The film’s most effective element is its unforgettable imagery — the gory, gooey make-up and prosthetics FX (Will, for instance, envisions the decapitated head of anyone who pisses him off). The standout, though, is its unforgettable climax, which features one of the most horrifically twisted final shots in recent memory. Anvari even nails the mood and sinister milieu and does a stellar job creating a dark, dank, skin-crawling backdrop for the horror to unfold — from the roach-infested bar to Will’s filthy home, every grimy location adds to the flick’s sense of foreboding dread. Let’s just say it had my hairs standing on end, and I’m a pretty seasoned horror fan. Less successful, however, is the way Anvari tries to link the ‘monster’ with Will’s inner emptiness, exploring themes of macho insecurity and inner pain, chiefly how some people can be hollow on the inside — with that in mind, the film’s conclusion can be interoperated in a variety of different ways.
The whole thing is held together by an excellent performance by Armie Hammer, Call Me by Your Name (2017), who is an odd choice given that he’s so charismatic, and yet the character he’s playing is such an asshole. Will’s clearly got good looks but very little else — he’s temperamental, moody, and lazy. At one point, he’s even referred to as a ‘mock person.’ This, however, isn’t a ‘mock performance’ as while Hammer doesn’t quite make Will a sympathetic lead, he does deliver on the darker and more outlandish moments of the role, which includes running around New Orleans in a sweaty panic. Dakota Johnson, Suspiria (2018), is okay as Will’s partner Carrie, despite not having a great deal to do bar maybe argue with Hammer (she gets a couple of juicy lines, though). Similarly, Zazie Beetz, Deadpool 2 (2018), does the best she can to breathe life into a stock-y character whom we know very little about outside her connections to Will.
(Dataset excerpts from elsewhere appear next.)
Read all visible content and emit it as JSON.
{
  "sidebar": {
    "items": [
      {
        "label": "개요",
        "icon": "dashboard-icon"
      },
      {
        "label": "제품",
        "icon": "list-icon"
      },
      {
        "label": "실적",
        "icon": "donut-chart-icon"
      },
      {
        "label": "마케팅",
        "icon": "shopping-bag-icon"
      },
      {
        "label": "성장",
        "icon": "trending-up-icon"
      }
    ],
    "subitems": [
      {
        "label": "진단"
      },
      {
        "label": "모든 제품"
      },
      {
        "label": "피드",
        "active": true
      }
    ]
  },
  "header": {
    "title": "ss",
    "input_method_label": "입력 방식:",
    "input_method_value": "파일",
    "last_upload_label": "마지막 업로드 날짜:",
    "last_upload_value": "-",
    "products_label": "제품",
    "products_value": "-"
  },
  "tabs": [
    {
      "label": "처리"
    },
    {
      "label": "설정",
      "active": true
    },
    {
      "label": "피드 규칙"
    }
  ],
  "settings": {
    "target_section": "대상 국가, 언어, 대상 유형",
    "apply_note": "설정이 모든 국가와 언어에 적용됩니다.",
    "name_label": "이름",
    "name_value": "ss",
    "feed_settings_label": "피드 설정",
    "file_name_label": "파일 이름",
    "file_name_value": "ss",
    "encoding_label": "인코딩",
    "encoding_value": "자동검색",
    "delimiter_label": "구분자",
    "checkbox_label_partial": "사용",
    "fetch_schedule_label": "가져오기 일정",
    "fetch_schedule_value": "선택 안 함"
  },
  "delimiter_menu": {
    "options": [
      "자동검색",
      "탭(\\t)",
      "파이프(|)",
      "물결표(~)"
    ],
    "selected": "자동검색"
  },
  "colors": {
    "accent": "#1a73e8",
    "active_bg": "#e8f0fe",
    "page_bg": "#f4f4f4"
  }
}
Taking everything into account, Wounds is a bizarre and unnerving pic. It’s an insane, nasty little flick with interesting mythology, a strong leading performance, and some of the most unsettling imagery the genre has to offer. It requires more from an audience (a quick Google afterward might help clear up a couple of things) than most films of this ilk but makes for a rewarding experience for those who dig Lovecraftian literature. When this ultimately does become a cult classic, I reckon a lot of naysayers might be licking their wounds.
4.5 / 5 – Highly Recommended
Reviewed by Mr. Movie
I’ll have to give this another go. You’ve given me some stuff to think about. The movie really didn’t do anything for me the first time. But yeah, that ending is pretty killer
Yes, if you dig a little deeper, you’ll find that it’s an amazingly different kinda film.